One of the spleen’s important functions is to filter (clean) the blood. It removes old red blood cells & breaks down their constituent parts for recycling (iron/haemoglobin). The spleen also removes abnormal cells & particles from the blood. The spleen contains a reservoir of blood & can release it like a “transfusion” if necessary, for example in the event of hemorrhagic shock (profuse bleeding). The spleen holds reserves of red blood cells, lymphocytes & can hold platelets in emergency situations.
You may have noticed that you dog can suddenly wake up & run instantly because their spleen is able to release it’s blood reserve into their vascular system very quickly. Injury to the spleen will obviously cause massive blood loss.
The spleen is classed as a hematopoeitic organ, capable of producing blood cells (as it does in fetal stages & early life). Although in normal dogs most blood cells are produced by the bone marrow, certain cells are still produced by the spleen.
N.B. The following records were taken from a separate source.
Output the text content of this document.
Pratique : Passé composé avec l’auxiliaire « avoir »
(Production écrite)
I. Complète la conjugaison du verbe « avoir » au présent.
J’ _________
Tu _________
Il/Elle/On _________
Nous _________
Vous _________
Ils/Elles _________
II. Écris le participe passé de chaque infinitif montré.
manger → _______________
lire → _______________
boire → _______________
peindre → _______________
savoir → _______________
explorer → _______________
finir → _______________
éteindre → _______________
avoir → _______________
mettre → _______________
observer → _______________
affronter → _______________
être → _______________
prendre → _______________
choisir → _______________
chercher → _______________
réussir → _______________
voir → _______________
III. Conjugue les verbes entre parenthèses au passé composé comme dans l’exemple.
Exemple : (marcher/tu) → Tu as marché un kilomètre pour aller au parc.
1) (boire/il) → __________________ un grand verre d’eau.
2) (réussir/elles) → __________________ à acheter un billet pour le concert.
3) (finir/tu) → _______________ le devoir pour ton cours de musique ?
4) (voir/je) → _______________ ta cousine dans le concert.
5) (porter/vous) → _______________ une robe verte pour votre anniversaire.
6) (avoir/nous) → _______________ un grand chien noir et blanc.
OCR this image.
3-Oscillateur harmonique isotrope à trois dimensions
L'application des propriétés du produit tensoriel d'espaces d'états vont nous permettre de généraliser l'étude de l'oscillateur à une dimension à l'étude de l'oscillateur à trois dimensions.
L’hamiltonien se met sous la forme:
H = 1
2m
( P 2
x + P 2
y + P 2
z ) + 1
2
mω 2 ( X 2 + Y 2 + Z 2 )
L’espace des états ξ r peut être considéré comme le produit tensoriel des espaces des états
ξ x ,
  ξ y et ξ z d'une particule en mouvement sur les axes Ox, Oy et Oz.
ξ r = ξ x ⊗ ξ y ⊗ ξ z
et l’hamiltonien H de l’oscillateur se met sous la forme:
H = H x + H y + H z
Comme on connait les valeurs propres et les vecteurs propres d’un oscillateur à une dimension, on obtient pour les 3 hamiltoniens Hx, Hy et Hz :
Under certain circumstances such as bone marrow failure, the spleen can produce more blood cells if needed (see extramedullary hematopoeisis) to maintain an adequate supply in the body.
The spleen contains red pulp & white pulp, which are separated by the marginal zone. It removes antibody coated bacteria & antibody coated blood cells, playing a significant part in immune system function. The spleen is full of long, convoluted blood vessels which twist & turn. The blood slowly works it’s way through them.
In the red pulp area of the spleen, areas of red blood cells that are infected with parasites have been marked by the immune system are bitten (called pitting) by the spleen to stop the spread of the infection & often the red blood cells are completely destroyed by the spleen. Sometimes so many red cells are damaged or destroyed that the animal becomes anemic. Rarely in cases of AIHA the pitting (biting off lumps) action of the spleen can continue even with drug treatment & splenectomy may be considered.
The white pulp acts as part of the lymphatic system & lymphocytes circulate through it as well as through the lymphatic system. The splenic white pulp plays an important part in the immune system’s attack against viruses, bacteria & other foreign invaders of the body.
Although, the spleen can be removed, this leaves the dog at far greater risk from infection & you will need to follow strict activity guidelines (see splenectomy).
Diseases of the spleen include:
1. Enlargement caused by certain auto-immune disorders, inflammatory bowel disease, some anemias, polycythemia (overproduction of red cells), bacterial infections, canine hepatitis & some drugs. Sometimes enlargement of the spleen is a symptom of another disease or illness, rather than a problem with the spleen itself.
2. Benign tumors.
3. Malignant tumors such as hemangiosarcoma – common in middle aged & elderly dogs, particularly large breeds. Other malignant tumors including lymphosarcoma, mast cell tumors, multiple myeloma.
4. Hematoma (a collection of blood outside the blood vessels), blood clots from injury to the abdomen, bleeding tumours, bleeding disorders.
5. Splenic torsion (twisting of a blood vessel) causing enlargement/congestion of the spleen. Sometimes stomach (gastric) torsion & dilation occur at the same time. Large breeds of dogs with deep chests are particularly prone to these problems.